Reading Time: two minutes
Investigative reporting by Center for Public Integrity journalists about student homelessness and the legacy of pollution in communities of colour was recognized amongst the most effective information journalism in the planet on Friday at the 2023 Sigma Awards.
Senior reporter Yvette Cabrera’s function on the toxic legacy of lead contamination in American cities when a journalist at Grist was recognized with a Sigma Award as one particular of the 11 most effective information journalism investigations in the planet, one particular of only 4 from the U.S. to make the list. The final installment of that project, searching at options, will be published by Public Integrity and Grist this month.
“Unhoused and Undercounted,” an investigation by Public Integrity information journalist Amy DiPierro and senior reporter Corey Mitchell in partnership with The Seattle Occasions, Street Sense Media and WAMU/DCist, produced the Sigma Awards’ shortlist, amongst the 60 most effective information journalism investigations in the planet out of 638 entries. They employed a ground-breaking comparison of federal education information to show that neighborhood college districts undercounted much more than 300,000 homeless students across the nation and failed to deliver solutions as essential by federal law.
Unhoused and Undercounted
Federal law demands that public schools help homeless students to assistance break what could come to be an inescapable cycle of hardship. But several of the students who require that help fall via the cracks.
“We’re excited for the recognition in an inspiring year for information journalism,” mentioned Public Integrity editor Jamie Smith Hopkins, the lead editor on the Unhoused and Undercounted project. “A highly effective information evaluation can assistance men and women repair difficulties, fight discrimination and reside far better lives.”

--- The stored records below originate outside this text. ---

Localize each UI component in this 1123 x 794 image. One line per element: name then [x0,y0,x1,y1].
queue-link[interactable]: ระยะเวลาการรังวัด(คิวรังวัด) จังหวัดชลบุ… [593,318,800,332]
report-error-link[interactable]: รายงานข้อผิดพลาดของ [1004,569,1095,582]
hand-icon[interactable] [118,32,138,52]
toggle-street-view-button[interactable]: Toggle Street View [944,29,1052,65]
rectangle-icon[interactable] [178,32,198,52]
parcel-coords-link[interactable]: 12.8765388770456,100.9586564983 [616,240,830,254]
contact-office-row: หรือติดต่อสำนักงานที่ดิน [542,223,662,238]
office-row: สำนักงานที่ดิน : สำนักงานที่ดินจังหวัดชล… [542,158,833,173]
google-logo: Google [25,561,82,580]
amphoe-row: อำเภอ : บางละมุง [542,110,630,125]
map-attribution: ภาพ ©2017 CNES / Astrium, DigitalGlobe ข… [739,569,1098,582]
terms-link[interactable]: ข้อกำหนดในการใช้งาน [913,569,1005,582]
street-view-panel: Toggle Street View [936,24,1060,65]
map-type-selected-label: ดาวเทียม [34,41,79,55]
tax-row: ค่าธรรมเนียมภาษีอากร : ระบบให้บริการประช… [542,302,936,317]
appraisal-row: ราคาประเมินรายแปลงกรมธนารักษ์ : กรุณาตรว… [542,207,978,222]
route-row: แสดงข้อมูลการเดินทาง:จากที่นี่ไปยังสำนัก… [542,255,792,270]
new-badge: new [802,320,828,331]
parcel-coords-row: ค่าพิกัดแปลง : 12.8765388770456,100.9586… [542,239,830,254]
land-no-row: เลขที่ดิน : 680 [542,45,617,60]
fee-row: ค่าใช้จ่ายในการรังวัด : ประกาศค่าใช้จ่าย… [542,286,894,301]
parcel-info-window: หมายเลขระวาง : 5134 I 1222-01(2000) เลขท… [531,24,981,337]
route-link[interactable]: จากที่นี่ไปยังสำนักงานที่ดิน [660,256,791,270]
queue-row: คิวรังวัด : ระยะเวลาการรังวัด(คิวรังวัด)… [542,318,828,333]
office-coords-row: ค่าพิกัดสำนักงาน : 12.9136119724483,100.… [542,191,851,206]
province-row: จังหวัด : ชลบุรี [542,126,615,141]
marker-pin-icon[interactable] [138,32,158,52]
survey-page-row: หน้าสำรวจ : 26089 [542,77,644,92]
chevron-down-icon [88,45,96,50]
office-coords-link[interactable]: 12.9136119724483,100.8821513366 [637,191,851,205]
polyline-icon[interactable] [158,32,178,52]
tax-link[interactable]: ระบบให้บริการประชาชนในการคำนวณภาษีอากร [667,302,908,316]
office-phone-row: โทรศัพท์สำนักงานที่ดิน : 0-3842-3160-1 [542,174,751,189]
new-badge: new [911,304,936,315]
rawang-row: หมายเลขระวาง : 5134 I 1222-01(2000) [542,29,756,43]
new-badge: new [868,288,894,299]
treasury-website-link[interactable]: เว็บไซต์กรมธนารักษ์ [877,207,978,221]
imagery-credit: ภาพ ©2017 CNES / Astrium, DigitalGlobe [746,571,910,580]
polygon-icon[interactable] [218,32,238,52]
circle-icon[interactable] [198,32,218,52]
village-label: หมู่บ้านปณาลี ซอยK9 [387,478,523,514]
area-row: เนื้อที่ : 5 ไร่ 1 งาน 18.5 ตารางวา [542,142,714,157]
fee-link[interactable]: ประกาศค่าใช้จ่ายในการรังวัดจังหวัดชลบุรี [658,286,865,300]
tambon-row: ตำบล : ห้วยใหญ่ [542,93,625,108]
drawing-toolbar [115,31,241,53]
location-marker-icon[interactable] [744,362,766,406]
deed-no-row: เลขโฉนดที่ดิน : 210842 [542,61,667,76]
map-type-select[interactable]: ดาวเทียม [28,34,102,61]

Cabrera’s series, in collaboration with Grist senior information reporter Clayton Aldern, constructed on her years of meticulous testing for lead in the soils of Santa Ana, California.
“Soil lead contamination is a pervasive, risky difficulty in urban centers all through the United States, however for the reason that lead particles are invisible, this threat is hard to pinpoint, especially the hot spots that endanger the overall health of so several youngsters in low-earnings neighborhoods and communities of colour,” Cabrera mentioned. “What’s most rewarding is how the neighborhood of Santa Ana has galvanized about this challenge and pressed the city for action, resulting in a 2022 common strategy update that pledges to address this toxic threat.”
Public Integrity, a Pulitzer Prize-winning nonprofit news organization that confronts inequality via investigative reporting, partners with hundreds of neighborhood news organizations across the nation. That incorporates collaborative investigations, editing, education, mentorship and access to information sets and analyses that assistance neighborhood journalists expose inequity and hold highly effective interests accountable.
In no way miss an investigation
Subscribe to our free of charge, weekly Watchdog newsletter to get the most up-to-date inequality news from Public Integrity.
Use the unsubscribe hyperlink in the emails to opt out at any time.
Months just before publishing Unhoused and Undercounted, Public Integrity shared its information evaluation with neighborhood journalists across the nation and offered a reporting toolkit and workplace hours to assistance them apply the investigation to concerns facing homeless students in their regions.
Public Integrity journalists often share information about information journalism, investigative reporting and confronting inequality with business peers. Cabrera is president of the National Association of Hispanic Journalists and has helped construct applications to raise the quantity of reporters of colour covering environmental concerns.
Earlier this month, Public Integrity announced that it had acquired and will develop The Accountability Project, an revolutionary platform that makes it possible for journalists to search 1.eight billion public records and counting, as effectively as organize resulting information for evaluation in reporting. It has been employed in award-winning and impactful accountability journalism across the nation.
Founded in 1989, the Center for Public Integrity is one particular of the oldest nonprofit news organizations in the nation and is committed to investigating systems and situations that contribute to inequality in the United States.
Connected
Aid help this function
Public Integrity does not have paywalls and does not accept marketing so that our investigative reporting can have the widest feasible influence on addressing inequality in the U.S. Our function is feasible thanks to help from men and women like you.